I. To estimate the overall survival (OS) rate at 3 years in patients with previously untreated stage I or II non-bulky HL who received AVD plus BV induction therapy followed by NVB consolidation therapy.
II. To estimate the percentage of patients with untreated stage I or II non-bulky HL who are positron emission tomography (PET) positive versus PET negative after 3 cycles of AVD plus BV induction therapy.
III. To estimate PFS and OS at 3 and 5 years separately for patients who are PET negative versus PET positive after 3 cycles of AVD plus BV induction followed by NVB consolidation therapy.
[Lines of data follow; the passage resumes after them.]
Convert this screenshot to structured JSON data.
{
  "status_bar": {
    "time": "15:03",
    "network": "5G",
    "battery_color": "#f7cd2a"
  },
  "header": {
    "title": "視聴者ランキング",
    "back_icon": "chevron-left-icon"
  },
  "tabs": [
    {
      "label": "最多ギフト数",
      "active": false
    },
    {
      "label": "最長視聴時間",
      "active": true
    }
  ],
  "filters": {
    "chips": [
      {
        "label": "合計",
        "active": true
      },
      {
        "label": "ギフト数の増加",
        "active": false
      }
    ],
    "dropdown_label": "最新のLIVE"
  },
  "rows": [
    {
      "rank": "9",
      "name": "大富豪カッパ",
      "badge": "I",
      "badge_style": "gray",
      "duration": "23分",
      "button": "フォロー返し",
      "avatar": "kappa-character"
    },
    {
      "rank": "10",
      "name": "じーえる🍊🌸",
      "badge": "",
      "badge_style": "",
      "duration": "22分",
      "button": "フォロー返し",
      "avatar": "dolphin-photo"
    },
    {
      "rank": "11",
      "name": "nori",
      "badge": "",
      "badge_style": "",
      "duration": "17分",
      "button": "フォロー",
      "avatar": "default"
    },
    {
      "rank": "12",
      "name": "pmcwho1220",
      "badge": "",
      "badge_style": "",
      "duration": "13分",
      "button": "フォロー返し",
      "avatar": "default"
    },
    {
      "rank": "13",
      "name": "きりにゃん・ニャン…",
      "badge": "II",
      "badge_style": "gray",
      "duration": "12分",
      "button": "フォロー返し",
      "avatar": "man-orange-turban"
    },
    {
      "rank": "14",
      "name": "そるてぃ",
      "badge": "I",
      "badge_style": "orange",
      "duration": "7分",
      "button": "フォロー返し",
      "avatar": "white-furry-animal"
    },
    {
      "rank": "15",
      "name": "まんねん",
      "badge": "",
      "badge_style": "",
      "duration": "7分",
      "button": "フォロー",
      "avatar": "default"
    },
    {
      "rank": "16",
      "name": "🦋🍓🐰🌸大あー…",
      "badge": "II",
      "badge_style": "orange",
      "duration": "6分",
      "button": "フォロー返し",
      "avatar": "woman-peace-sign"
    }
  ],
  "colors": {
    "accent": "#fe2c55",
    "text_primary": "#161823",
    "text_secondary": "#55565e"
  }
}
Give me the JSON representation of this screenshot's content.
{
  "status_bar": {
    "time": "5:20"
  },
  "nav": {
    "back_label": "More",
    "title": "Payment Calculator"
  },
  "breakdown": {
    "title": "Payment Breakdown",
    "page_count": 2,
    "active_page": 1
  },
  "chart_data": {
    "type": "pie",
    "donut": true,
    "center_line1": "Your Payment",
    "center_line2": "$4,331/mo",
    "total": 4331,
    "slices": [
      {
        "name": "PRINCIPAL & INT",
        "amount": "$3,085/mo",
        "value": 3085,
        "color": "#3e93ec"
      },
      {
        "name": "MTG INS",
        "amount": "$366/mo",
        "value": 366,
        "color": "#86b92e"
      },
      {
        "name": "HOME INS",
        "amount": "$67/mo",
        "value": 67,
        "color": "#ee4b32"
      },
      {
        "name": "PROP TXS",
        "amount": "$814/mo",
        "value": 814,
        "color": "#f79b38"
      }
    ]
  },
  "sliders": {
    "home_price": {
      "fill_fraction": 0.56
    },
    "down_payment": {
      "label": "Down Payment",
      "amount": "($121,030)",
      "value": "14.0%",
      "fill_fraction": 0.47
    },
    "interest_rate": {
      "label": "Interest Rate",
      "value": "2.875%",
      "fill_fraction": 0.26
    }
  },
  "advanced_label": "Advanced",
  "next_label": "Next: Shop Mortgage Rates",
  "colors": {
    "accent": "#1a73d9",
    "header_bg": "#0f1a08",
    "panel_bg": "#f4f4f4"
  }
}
IV. To estimate time to progression (TTP) in patients with previously untreated stage I or II non-bulky HL who received AVD plus BV induction therapy followed by NVB consolidation therapy.
V. To estimate the overall response rate and the number of patients who convert to complete response (CMR) after NVB in patients with partial response (PMR) at the end of AVD plus BV induction therapy.
VI. To estimate the duration of response in patients with previously untreated stage I or II non-bulky Hodgkin’s lymphoma who received AVD plus BV induction therapy followed by NVB consolidation therapy.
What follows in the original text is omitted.